Если можно обеспечить адекватную вентиляцию, обычно эффективно постепенное увеличение дозы налоксона. Первый раз вводят 0,1—0,2 мг, а затем неоднократно удваивают вводимое количество до 10 мг. Если последняя доза не дает реакции, интоксикация одними лишь опиоидами маловероятна.
Пациентов с рецидивирующей симптоматикой нужно наблюдать в отделении интенсивной терапии, вливая им налоксон непрерывно по следующей схеме. Часовая скорость вливания должна обеспечивать дозу, которая равна исходному количеству, приведшему к прояснению сознания. Через 20—30 мин после начала вливания по клиническим показаниям может потребоваться повторная ударная доза, равная 50 % исходной.
Дополнительные дозы налоксона часто необходимы при передозировках дифеноксилат-атропина (Lomotil), пропоксифена (Darvon), пентазоцина (Talwin) или кодеина. Если пациент интубирован, но внутривенное вливание невозможно, 0,8 мг налоксона можно ввести через эндотрахеальную трубку, после чего провести несколько глубоких вентиляций. Налоксон всасывается в кровь также при подкожном и внутримышечном введении, начиная действовать у пациентов с нормальным давлением через 2—5 мин после инъекции.

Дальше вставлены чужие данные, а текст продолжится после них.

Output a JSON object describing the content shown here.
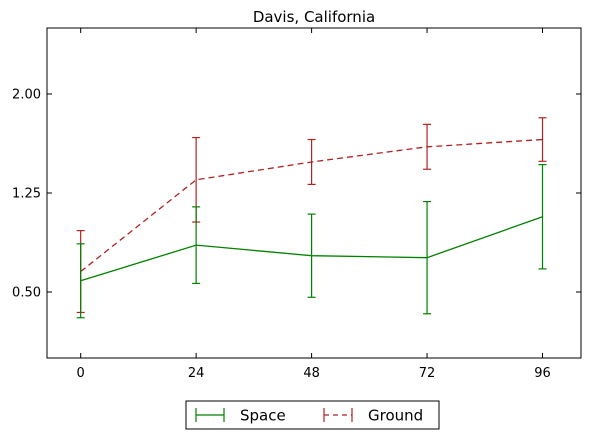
{
  "chart_data": {
    "type": "line",
    "title": "Davis, California",
    "xlabel": "",
    "ylabel": "",
    "x": [
      0,
      24,
      48,
      72,
      96
    ],
    "xticks": [
      "0",
      "24",
      "48",
      "72",
      "96"
    ],
    "yticks": [
      "0.50",
      "1.25",
      "2.00"
    ],
    "ytick_values": [
      0.5,
      1.25,
      2.0
    ],
    "xlim": [
      -7,
      104
    ],
    "ylim": [
      0.0,
      2.5
    ],
    "grid": false,
    "legend_position": "bottom-center",
    "series": [
      {
        "name": "Space",
        "color": "#008000",
        "linestyle": "solid",
        "values": [
          0.585,
          0.855,
          0.775,
          0.76,
          1.07
        ],
        "errors": [
          0.28,
          0.29,
          0.315,
          0.425,
          0.395
        ]
      },
      {
        "name": "Ground",
        "color": "#b22222",
        "linestyle": "dashed",
        "values": [
          0.655,
          1.35,
          1.485,
          1.6,
          1.655
        ],
        "errors": [
          0.31,
          0.32,
          0.17,
          0.17,
          0.165
        ]
      }
    ]
  }
}
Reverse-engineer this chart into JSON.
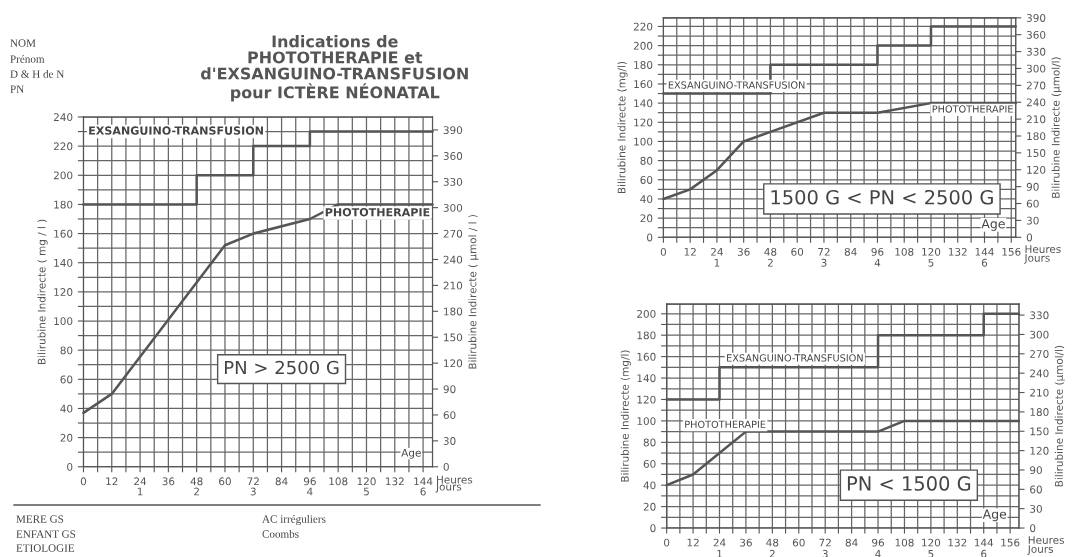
{
  "chart_data": [
    {
      "type": "line",
      "title": "Indications de\nPHOTOTHERAPIE et\nd'EXSANGUINO-TRANSFUSION\npour ICTÈRE NÉONATAL",
      "xlabel": "Heures",
      "x2label": "Jours",
      "ylabel": "Bilirubine Indirecte ( mg / l )",
      "y2label": "Bilirubine Indirecte ( µmol / l )",
      "series": [
        {
          "name": "EXSANGUINO-TRANSFUSION",
          "color": "#555555",
          "x": [
            0,
            48,
            48,
            72,
            72,
            96,
            96,
            148
          ],
          "values": [
            180,
            180,
            200,
            200,
            220,
            220,
            230,
            230
          ]
        },
        {
          "name": "PHOTOTHERAPIE",
          "color": "#555555",
          "x": [
            0,
            12,
            60,
            72,
            96,
            108,
            148
          ],
          "values": [
            37,
            50,
            152,
            160,
            170,
            180,
            180
          ]
        }
      ],
      "xlim": [
        0,
        148
      ],
      "xticks": [
        0,
        {
          "value": 6,
          "label": null
        },
        12,
        {
          "value": 18,
          "label": null
        },
        24,
        {
          "value": 30,
          "label": null
        },
        36,
        {
          "value": 42,
          "label": null
        },
        48,
        {
          "value": 54,
          "label": null
        },
        60,
        {
          "value": 66,
          "label": null
        },
        72,
        {
          "value": 78,
          "label": null
        },
        84,
        {
          "value": 90,
          "label": null
        },
        96,
        {
          "value": 102,
          "label": null
        },
        108,
        {
          "value": 114,
          "label": null
        },
        120,
        {
          "value": 126,
          "label": null
        },
        132,
        {
          "value": 138,
          "label": null
        },
        144
      ],
      "x2lim": [
        0,
        6.1667
      ],
      "x2ticks": [
        1,
        2,
        3,
        4,
        5,
        6
      ],
      "ylim": [
        0,
        240
      ],
      "yticks": [
        0,
        {
          "value": 10,
          "label": null
        },
        20,
        {
          "value": 30,
          "label": null
        },
        40,
        {
          "value": 50,
          "label": null
        },
        60,
        {
          "value": 70,
          "label": null
        },
        80,
        {
          "value": 90,
          "label": null
        },
        100,
        {
          "value": 110,
          "label": null
        },
        120,
        {
          "value": 130,
          "label": null
        },
        140,
        {
          "value": 150,
          "label": null
        },
        160,
        {
          "value": 170,
          "label": null
        },
        180,
        {
          "value": 190,
          "label": null
        },
        200,
        {
          "value": 210,
          "label": null
        },
        220,
        {
          "value": 230,
          "label": null
        },
        240
      ],
      "y2lim": [
        0,
        405
      ],
      "y2ticks": [
        0,
        30,
        60,
        90,
        120,
        150,
        180,
        210,
        240,
        270,
        300,
        330,
        360,
        390
      ],
      "annotations": [
        "NOM",
        "Prénom",
        "D & H de N",
        "PN",
        "PN > 2500 G",
        "Age",
        "MERE GS",
        "ENFANT GS",
        "ETIOLOGIE",
        "AC irréguliers",
        "Coombs"
      ],
      "grid": true,
      "legend": false,
      "marker": "none",
      "line_style": "solid"
    },
    {
      "type": "line",
      "xlabel": "Heures",
      "x2label": "Jours",
      "ylabel": "Bilirubine Indirecte (mg/l)",
      "y2label": "Bilirubine Indirecte (µmol/l)",
      "series": [
        {
          "name": "EXSANGUINO-TRANSFUSION",
          "color": "#555555",
          "x": [
            0,
            48,
            48,
            96,
            96,
            120,
            120,
            158
          ],
          "values": [
            150,
            150,
            180,
            180,
            200,
            200,
            220,
            220
          ]
        },
        {
          "name": "PHOTOTHERAPIE",
          "color": "#555555",
          "x": [
            0,
            12,
            24,
            36,
            48,
            72,
            96,
            120,
            158
          ],
          "values": [
            40,
            50,
            70,
            100,
            110,
            130,
            130,
            140,
            140
          ]
        }
      ],
      "xlim": [
        0,
        158
      ],
      "xticks": [
        0,
        {
          "value": 6,
          "label": null
        },
        12,
        {
          "value": 18,
          "label": null
        },
        24,
        {
          "value": 30,
          "label": null
        },
        36,
        {
          "value": 42,
          "label": null
        },
        48,
        {
          "value": 54,
          "label": null
        },
        60,
        {
          "value": 66,
          "label": null
        },
        72,
        {
          "value": 78,
          "label": null
        },
        84,
        {
          "value": 90,
          "label": null
        },
        96,
        {
          "value": 102,
          "label": null
        },
        108,
        {
          "value": 114,
          "label": null
        },
        120,
        {
          "value": 126,
          "label": null
        },
        132,
        {
          "value": 138,
          "label": null
        },
        144,
        {
          "value": 150,
          "label": null
        },
        156
      ],
      "x2lim": [
        0,
        6.5833
      ],
      "x2ticks": [
        1,
        2,
        3,
        4,
        5,
        6
      ],
      "ylim": [
        0,
        229
      ],
      "yticks": [
        0,
        {
          "value": 10,
          "label": null
        },
        20,
        {
          "value": 30,
          "label": null
        },
        40,
        {
          "value": 50,
          "label": null
        },
        60,
        {
          "value": 70,
          "label": null
        },
        80,
        {
          "value": 90,
          "label": null
        },
        100,
        {
          "value": 110,
          "label": null
        },
        120,
        {
          "value": 130,
          "label": null
        },
        140,
        {
          "value": 150,
          "label": null
        },
        160,
        {
          "value": 170,
          "label": null
        },
        180,
        {
          "value": 190,
          "label": null
        },
        200,
        {
          "value": 210,
          "label": null
        },
        220
      ],
      "y2lim": [
        0,
        390
      ],
      "y2ticks": [
        0,
        30,
        60,
        90,
        120,
        150,
        180,
        210,
        240,
        270,
        300,
        330,
        360,
        390
      ],
      "annotations": [
        "1500 G < PN < 2500 G",
        "Age"
      ],
      "grid": true,
      "legend": false,
      "marker": "none",
      "line_style": "solid"
    },
    {
      "type": "line",
      "xlabel": "Heures",
      "x2label": "Jours",
      "ylabel": "Bilirubine Indirecte (mg/l)",
      "y2label": "Bilirubine Indirecte (µmol/l)",
      "series": [
        {
          "name": "EXSANGUINO-TRANSFUSION",
          "color": "#555555",
          "x": [
            0,
            24,
            24,
            96,
            96,
            144,
            144,
            160
          ],
          "values": [
            120,
            120,
            150,
            150,
            180,
            180,
            200,
            200
          ]
        },
        {
          "name": "PHOTOTHERAPIE",
          "color": "#555555",
          "x": [
            0,
            12,
            24,
            36,
            96,
            108,
            160
          ],
          "values": [
            40,
            50,
            70,
            90,
            90,
            100,
            100
          ]
        }
      ],
      "xlim": [
        0,
        160
      ],
      "xticks": [
        0,
        {
          "value": 6,
          "label": null
        },
        12,
        {
          "value": 18,
          "label": null
        },
        24,
        {
          "value": 30,
          "label": null
        },
        36,
        {
          "value": 42,
          "label": null
        },
        48,
        {
          "value": 54,
          "label": null
        },
        60,
        {
          "value": 66,
          "label": null
        },
        72,
        {
          "value": 78,
          "label": null
        },
        84,
        {
          "value": 90,
          "label": null
        },
        96,
        {
          "value": 102,
          "label": null
        },
        108,
        {
          "value": 114,
          "label": null
        },
        120,
        {
          "value": 126,
          "label": null
        },
        132,
        {
          "value": 138,
          "label": null
        },
        144,
        {
          "value": 150,
          "label": null
        },
        156
      ],
      "x2lim": [
        0,
        6.6667
      ],
      "x2ticks": [
        1,
        2,
        3,
        4,
        5,
        6
      ],
      "ylim": [
        0,
        209
      ],
      "yticks": [
        0,
        {
          "value": 10,
          "label": null
        },
        20,
        {
          "value": 30,
          "label": null
        },
        40,
        {
          "value": 50,
          "label": null
        },
        60,
        {
          "value": 70,
          "label": null
        },
        80,
        {
          "value": 90,
          "label": null
        },
        100,
        {
          "value": 110,
          "label": null
        },
        120,
        {
          "value": 130,
          "label": null
        },
        140,
        {
          "value": 150,
          "label": null
        },
        160,
        {
          "value": 170,
          "label": null
        },
        180,
        {
          "value": 190,
          "label": null
        },
        200
      ],
      "y2lim": [
        0,
        347
      ],
      "y2ticks": [
        0,
        30,
        60,
        90,
        120,
        150,
        180,
        210,
        240,
        270,
        300,
        330
      ],
      "annotations": [
        "PN < 1500 G",
        "Age"
      ],
      "grid": true,
      "legend": false,
      "marker": "none",
      "line_style": "solid"
    }
  ]
}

Кислород при нарушении сознания - коме
Все пациенты с угнетенным сознанием должны получать 100 % кислород (О2 через маску, если нет хронического повышения РСО2). Всегда нужно проверить наличие агентов или состояний, ухудшающих способность гемоглобина переносить кислород (например, окись углерода, метгемоглобинемия) или возможность его тканевого потребления (цианид, сероводород), и незамедлительно ввести соответствующий антидот.

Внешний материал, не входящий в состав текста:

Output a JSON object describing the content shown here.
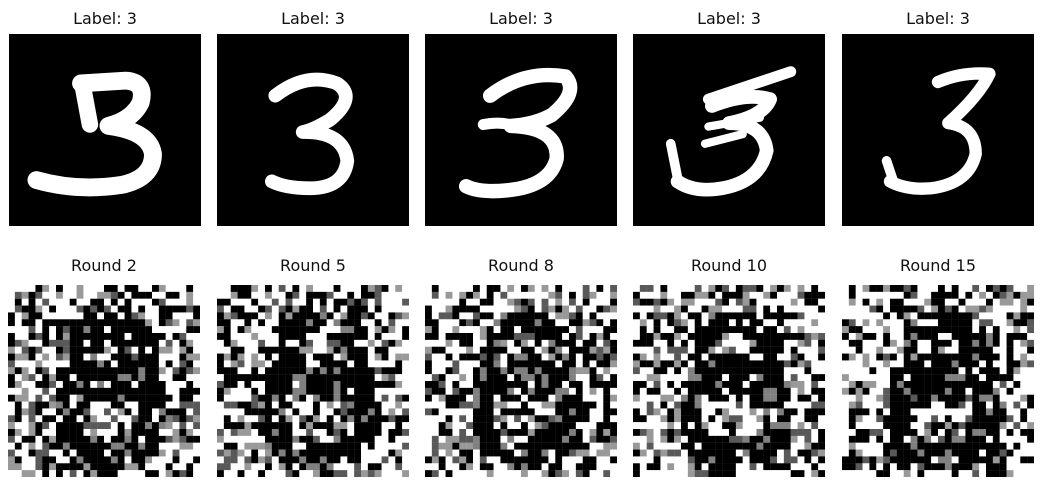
{
  "top_row": [
    {
      "title": "Label: 3"
    },
    {
      "title": "Label: 3"
    },
    {
      "title": "Label: 3"
    },
    {
      "title": "Label: 3"
    },
    {
      "title": "Label: 3"
    }
  ],
  "bottom_row": [
    {
      "title": "Round 2"
    },
    {
      "title": "Round 5"
    },
    {
      "title": "Round 8"
    },
    {
      "title": "Round 10"
    },
    {
      "title": "Round 15"
    }
  ]
}
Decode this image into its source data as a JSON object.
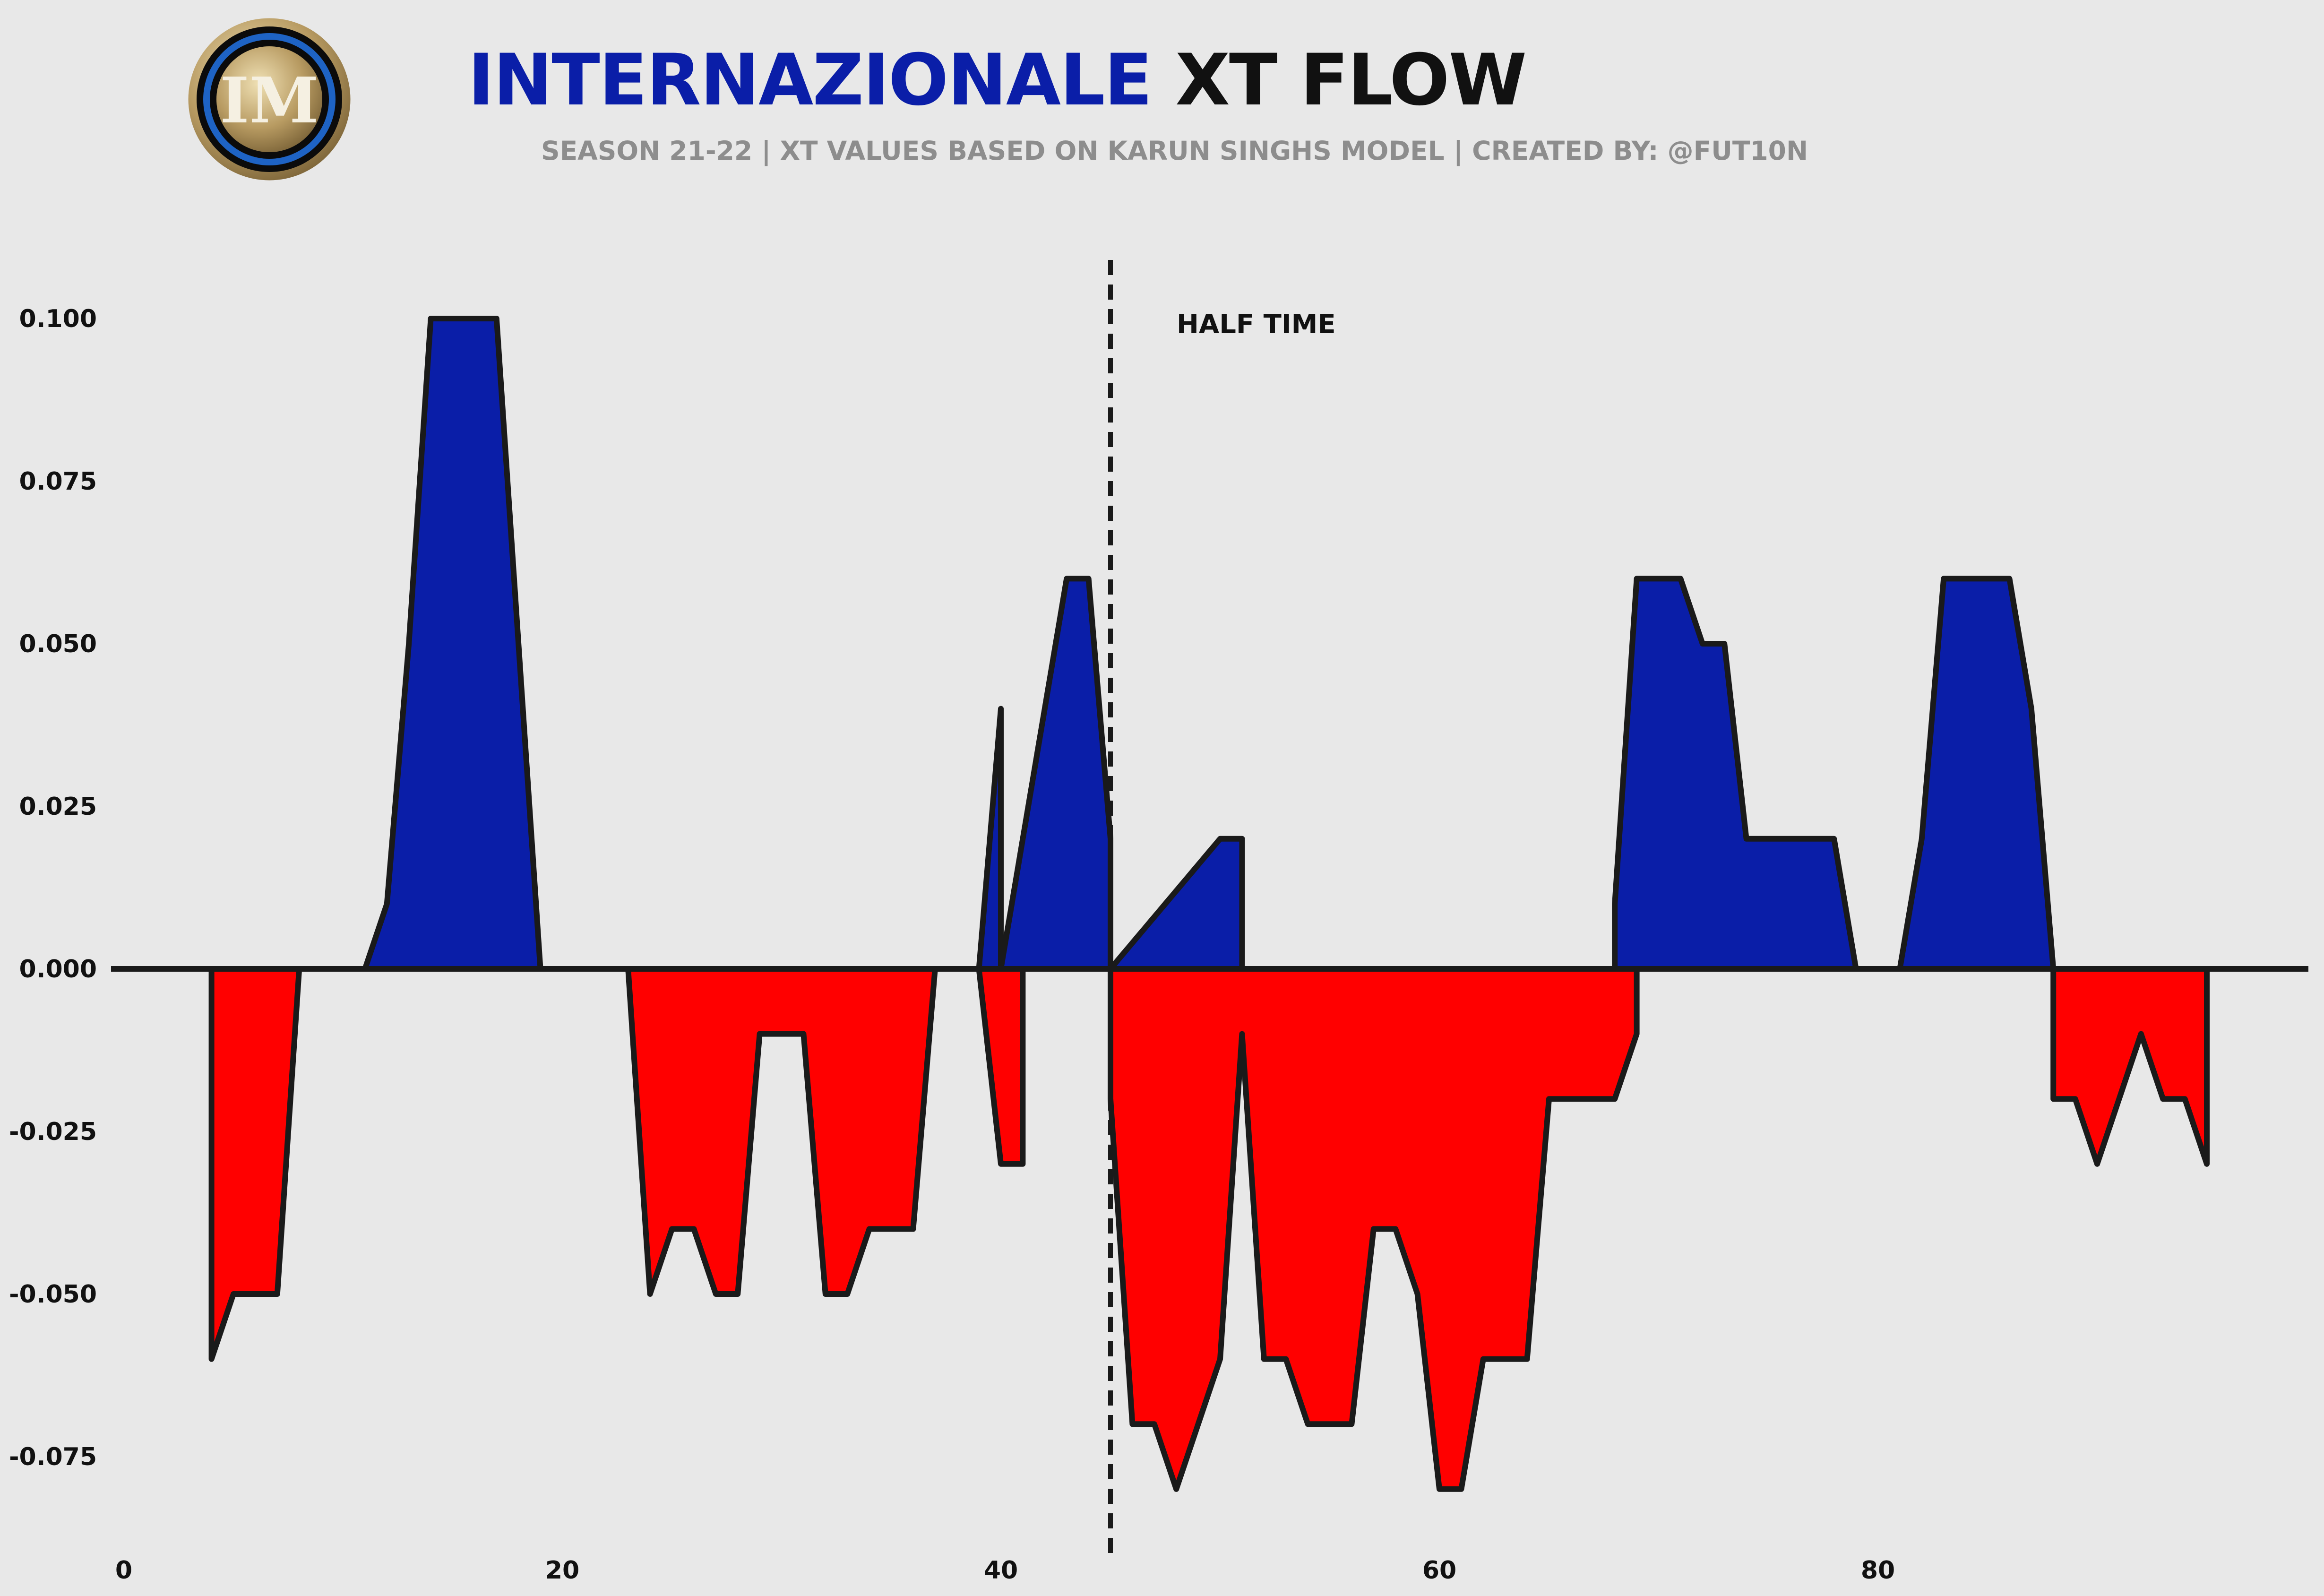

Если пациент не в состоянии защитить дыхательные пути, необходимы эндотрахеальная интубация или вспомогательная вентиляция легких. При нарушенном сознании необходимо провести интенсивное обследование, быстро определив жизненно важные показатели, сывороточный уровень глюкозы, электролитов и содержание в организме жидкости. Внутривенно или внутримышечно вводят 2,0 мг налоксона.
Подробное физикальное обследование должно детализировать неврологические нарушения и обнаружить возможные симптомы травмы, неврологическую оценку надо повторить несколько раз для выявления динамики состояния. Сначала вводят внутривенно 100 мг тиамина, затем 1 ампулу Д50 (декстрозы).

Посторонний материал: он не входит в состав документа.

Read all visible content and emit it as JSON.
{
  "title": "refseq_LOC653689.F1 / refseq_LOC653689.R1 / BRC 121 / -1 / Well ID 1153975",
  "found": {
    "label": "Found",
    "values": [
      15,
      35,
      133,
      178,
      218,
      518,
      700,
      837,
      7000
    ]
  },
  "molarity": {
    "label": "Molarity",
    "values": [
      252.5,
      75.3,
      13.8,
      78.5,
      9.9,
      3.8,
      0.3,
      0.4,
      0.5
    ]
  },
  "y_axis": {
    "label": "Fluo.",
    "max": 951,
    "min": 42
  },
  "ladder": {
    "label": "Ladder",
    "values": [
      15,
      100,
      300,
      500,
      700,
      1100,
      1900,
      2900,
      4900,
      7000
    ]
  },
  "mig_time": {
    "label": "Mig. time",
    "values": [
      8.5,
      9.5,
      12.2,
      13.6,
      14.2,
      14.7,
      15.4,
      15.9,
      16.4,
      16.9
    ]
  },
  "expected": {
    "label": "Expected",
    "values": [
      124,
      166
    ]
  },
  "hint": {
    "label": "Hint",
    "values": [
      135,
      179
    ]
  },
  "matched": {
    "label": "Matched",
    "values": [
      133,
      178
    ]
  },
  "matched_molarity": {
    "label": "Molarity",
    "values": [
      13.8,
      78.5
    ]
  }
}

Могут потребоваться осевая компьютерная томорафия или визуализация головного мозга методом магнитного резонанса. Если таким путем место нарушения нe обнаружено, полезно сделать поясничную пункцию, особенно при подозрении на инфекционную этиологию. При первоначальном физикальном обследовании необходимо проверить рвотный рефлекс.
Отек мозга. Пациент с подтвержденным или подозреваемым отеком мозга нуждается в интенсивном лечении. Его нужно инубировать так, чтобы не повысилось внутричерепное давление, и с помощью гипервентиляции в течение 2—3 мин довести РСО2 до 28—32 мм рт.ст. Результат следует подтвердить анализом газов артериальной крови. При перегрузке организма жидкостью можно назначить фуросемид в дозе 1 мг/кг.